Rest during an acclimatization schedule is just as important as the work. The gradual build up of getting the body to a point is really the key to any proper program.
What does an acclimatization schedule look like?
Full acclimatization for a worker may take up to 2 weeks depending on individual factors. Certain medications, medical conditions or even additional environmental factors can all have an impact.
For a new worker or one that has endured prolonged absence, start with a workload of about 20% on the first day. Increase the workload by no more than 20% in each subsequent day.
When there is an expectation of a rapid change leading to increased environmental heat conditions, such as via a heat wave, even experienced workers should begin excessive heat days on a graduated schedule.
Sample first week on the job
Sample workload for heat waves
How fast can the body lose its tolerance to heat?
The acquisition of heat acclimatization has become better documented in scientific literature, but the idea around heat acquisition decay (HAD) or how quickly heat acclimatization is lost remains less well known. The available literature suggests that each day of heat acclimatization takes 2 days to lose.
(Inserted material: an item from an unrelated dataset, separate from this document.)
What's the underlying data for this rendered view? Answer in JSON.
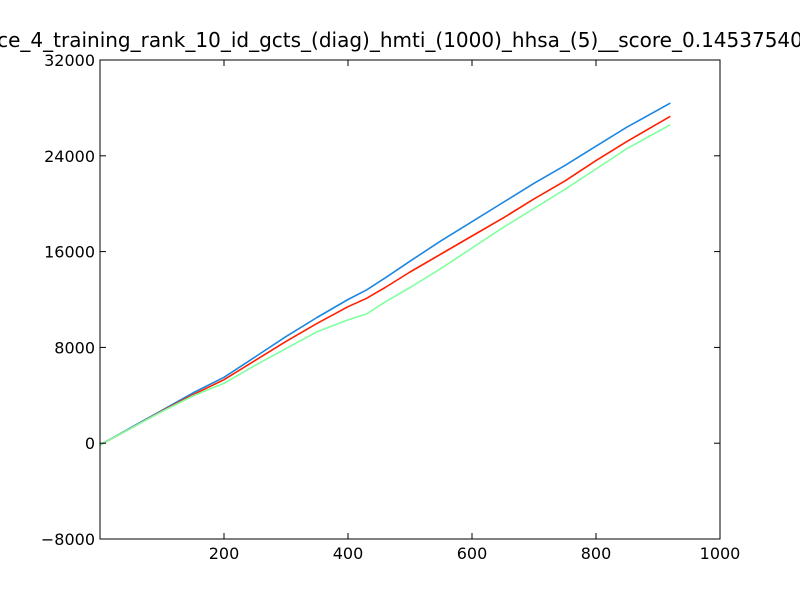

Generally speaking it is preferred, not detrimental, for a worker to experience 1-2 days in a cooler environment. Although heat acclimatization can be sustained after a few days, most workers will see a decrease in beneficial effects after about 1 week of working away from heat. It takes somewhere around a month away from hot work for most people’s heat tolerance to return to baseline. In the cases where a worker is away from hot work for a prolonged period (about one week) it can often be regained in 2 to 3 days.
What to watch out for with an acclimatized workforce:
- Rapid heat increases
- Health considerations
Workers with a higher degree of heat acclimatization sweat more quickly and with a higher volume. Because of this, there will be an increased demand for liquid.
Sudden higher levels of heat in a work environment, like a heat wave, can still be dangerous because acclimatization only matches the level of heat stress exposure.
Workers that have underlying health considerations or are less physically fit may require longer acclimatization periods to bring up to standard.
What are some other good resources?
There’s an increasing number of really good resources around the topic. The Center for Disease Control and Prevention is always a great place to get started. As is OSHA and its Technical Manual (OTM).
Though the University of Connecticut’s Korey Stringer Institute is geared primarily toward secondary school athletics the information translates well.
And for our friends in Canada the Canadian Centre for Occupational Health and Safety (CCOHS) can get you started with an overall understanding and they use exposure guidelines recommended by American Conference of Governmental Industrial Hygienists (ACGIH).